In the heady months since Myanmar’s democratic transition gathered pace, culminating in the November polls that brought a long-awaited opposition victory, Yangonites have got used to clustering in hot galleries to listen to heated discussions.
But this weekend’s panel debate at the downtown Myanmar Deitta Gallery, which brought together academics, officials, heritage experts and outgoing US ambassador Derek Mitchell, took on a more unusual though not less emotive subject: the movies.
Myanmar’s beloved theaters – decades-old with distinctive geometric façades – are vanishing, researcher Philip Jablon told the dozens-strong crowd gathered in the stuffy space on Saturday afternoon.
The Bangkok-based American, who has spent years documenting the decline of theaters in the region, recently visited the Irrawaddy Delta expecting to return with photos to add to his collection. (The images are currently on show at Deitta).
Instead, he found that many of the cinemas had been demolished to make way for new developments. “There are literally only two active movie theaters in the entire division,” he said.
In Yangon, the ‘cinema row’ on Bogyoke Aung San Road that flourished during Myanmar’s cinematic golden era of the 50s has been decimated, leaving just a handful of theaters standing.
More than 10 have been demolished, said Dr Toe Aung, head of urban planning at the Yangon City Development Committee, citing the lack of legislation protecting heritage buildings.
“Even now we don’t have any laws or rules,” he said. “Even in the downtown [alone] we have over 2,000 [heritage] buildings but the problem is… lots of people want to knock down and demolish these buildings and build new modern buildings.”
Finding incentives to persuade land owners to upgrade or renovate heritage instead of knocking it down is an “ongoing process”, he said.
From left: Philip Jablon, Dr Toe Aung, Moe Moe Lwin, Aung Lwin and Ambassador Derek Mitchell.

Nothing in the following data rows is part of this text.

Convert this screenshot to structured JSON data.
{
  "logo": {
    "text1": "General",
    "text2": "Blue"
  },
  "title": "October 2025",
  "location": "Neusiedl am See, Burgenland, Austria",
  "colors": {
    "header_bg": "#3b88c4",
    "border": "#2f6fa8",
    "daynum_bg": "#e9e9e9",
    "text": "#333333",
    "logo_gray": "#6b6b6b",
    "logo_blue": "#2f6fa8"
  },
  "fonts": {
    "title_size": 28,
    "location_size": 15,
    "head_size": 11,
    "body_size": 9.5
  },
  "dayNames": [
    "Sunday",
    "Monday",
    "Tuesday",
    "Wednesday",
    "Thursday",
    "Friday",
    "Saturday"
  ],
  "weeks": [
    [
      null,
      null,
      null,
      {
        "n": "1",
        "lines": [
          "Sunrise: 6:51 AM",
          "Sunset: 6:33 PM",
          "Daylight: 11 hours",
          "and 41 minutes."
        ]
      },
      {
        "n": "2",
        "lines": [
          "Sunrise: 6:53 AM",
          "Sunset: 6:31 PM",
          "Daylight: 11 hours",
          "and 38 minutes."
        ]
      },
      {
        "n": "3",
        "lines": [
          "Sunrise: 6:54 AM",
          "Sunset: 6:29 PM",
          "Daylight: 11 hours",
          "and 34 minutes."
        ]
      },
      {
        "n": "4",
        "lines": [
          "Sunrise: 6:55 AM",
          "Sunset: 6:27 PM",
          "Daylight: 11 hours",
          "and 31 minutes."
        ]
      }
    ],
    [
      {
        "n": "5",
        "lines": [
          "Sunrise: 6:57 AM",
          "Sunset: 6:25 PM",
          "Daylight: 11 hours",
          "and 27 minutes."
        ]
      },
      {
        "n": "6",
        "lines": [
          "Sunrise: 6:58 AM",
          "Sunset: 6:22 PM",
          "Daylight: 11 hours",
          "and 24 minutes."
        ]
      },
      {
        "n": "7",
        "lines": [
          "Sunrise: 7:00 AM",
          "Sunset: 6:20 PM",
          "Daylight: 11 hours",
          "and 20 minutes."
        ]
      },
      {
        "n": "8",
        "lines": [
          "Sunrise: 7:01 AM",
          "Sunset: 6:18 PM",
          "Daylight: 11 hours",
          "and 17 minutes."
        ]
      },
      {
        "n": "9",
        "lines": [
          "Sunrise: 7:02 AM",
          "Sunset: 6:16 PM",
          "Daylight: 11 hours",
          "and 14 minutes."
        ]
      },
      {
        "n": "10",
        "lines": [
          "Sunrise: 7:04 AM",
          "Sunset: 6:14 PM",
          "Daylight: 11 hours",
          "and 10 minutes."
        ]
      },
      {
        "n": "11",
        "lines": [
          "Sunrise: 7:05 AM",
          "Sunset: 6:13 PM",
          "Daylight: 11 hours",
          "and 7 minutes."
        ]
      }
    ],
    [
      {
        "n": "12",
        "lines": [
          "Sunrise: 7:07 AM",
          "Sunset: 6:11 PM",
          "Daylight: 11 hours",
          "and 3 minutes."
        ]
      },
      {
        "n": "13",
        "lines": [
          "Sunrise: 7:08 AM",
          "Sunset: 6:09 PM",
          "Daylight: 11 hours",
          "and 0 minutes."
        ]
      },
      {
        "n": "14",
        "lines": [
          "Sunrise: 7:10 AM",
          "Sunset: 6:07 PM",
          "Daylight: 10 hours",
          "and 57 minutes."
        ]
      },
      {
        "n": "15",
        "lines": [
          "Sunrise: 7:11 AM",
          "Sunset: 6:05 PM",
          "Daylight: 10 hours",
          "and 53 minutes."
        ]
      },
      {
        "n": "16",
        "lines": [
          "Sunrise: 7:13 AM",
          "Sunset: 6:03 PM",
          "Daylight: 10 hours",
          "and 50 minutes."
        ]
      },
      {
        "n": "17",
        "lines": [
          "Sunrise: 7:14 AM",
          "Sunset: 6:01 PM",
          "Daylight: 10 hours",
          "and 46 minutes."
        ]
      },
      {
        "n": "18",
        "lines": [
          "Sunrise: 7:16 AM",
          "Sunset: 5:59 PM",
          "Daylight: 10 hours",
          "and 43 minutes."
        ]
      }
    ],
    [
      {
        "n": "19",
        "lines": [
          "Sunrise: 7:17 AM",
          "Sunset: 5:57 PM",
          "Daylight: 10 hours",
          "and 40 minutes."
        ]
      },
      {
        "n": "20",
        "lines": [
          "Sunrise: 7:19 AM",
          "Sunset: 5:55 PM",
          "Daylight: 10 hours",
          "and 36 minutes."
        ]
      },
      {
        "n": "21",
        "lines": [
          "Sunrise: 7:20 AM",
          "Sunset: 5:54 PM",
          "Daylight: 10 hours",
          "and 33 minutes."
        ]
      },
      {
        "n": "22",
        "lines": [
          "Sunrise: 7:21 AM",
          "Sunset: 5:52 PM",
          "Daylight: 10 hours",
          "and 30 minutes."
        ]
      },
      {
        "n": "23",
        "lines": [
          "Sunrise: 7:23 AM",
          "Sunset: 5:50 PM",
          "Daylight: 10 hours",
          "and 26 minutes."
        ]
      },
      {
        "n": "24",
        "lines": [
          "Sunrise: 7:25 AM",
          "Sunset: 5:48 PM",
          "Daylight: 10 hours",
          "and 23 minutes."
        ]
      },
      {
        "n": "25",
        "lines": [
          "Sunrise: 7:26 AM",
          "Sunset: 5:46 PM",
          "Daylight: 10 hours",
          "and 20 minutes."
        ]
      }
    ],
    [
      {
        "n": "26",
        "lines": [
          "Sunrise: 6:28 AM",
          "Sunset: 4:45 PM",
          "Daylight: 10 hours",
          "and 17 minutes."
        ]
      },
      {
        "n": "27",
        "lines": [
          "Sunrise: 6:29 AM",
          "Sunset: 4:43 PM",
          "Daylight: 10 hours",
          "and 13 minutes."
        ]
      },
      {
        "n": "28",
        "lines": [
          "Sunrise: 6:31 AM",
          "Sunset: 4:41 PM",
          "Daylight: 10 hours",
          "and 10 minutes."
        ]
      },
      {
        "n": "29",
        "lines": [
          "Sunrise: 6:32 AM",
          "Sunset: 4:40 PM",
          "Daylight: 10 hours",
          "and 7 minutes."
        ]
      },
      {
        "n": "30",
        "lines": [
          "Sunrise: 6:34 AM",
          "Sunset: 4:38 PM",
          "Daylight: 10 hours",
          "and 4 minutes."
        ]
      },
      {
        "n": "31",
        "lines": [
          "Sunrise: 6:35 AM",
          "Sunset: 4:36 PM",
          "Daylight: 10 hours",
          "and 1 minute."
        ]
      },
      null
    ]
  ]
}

Photo / Coconuts Yangon
While actor Aung Lwin, from the Myanmar Movie Pictures Organization, explained how everything went “downhill” in the 1960s after the theaters were nationalized under the former ruling military junta, a note of hope was sounded by US Ambassador Derek Mitchell.
The embassy recently persuaded the Ministry of Information to halt the demolition of the Waziyar Theater on Bogyke Aung San Road and helped establish a board of directors who plan to turn it into a multi-use arts center.
“We always say this is a moment of opportunity and also a moment of challenge,” said Mitchell. “As the place opens up, it’s going to develop.
“Elsewhere in Asia, they have destroyed their past…. Something I noticed here is a pride that may not exist elsewhere to preserve what is special. There’s a sense among the people: let’s pick up where we left off…The movie houses were shut down [during the military junta], let’s rebuild what we had before.”
As for what should happen to the others, it’s anybody’s guess.
When asked whether the theaters, if preserved, could be used for other purposes, Moe Moe Lwin, director of the Yangon Heritage Trust, said: “In the case of Waziyar, we have chosen to continue with the original functions but others could have other uses.”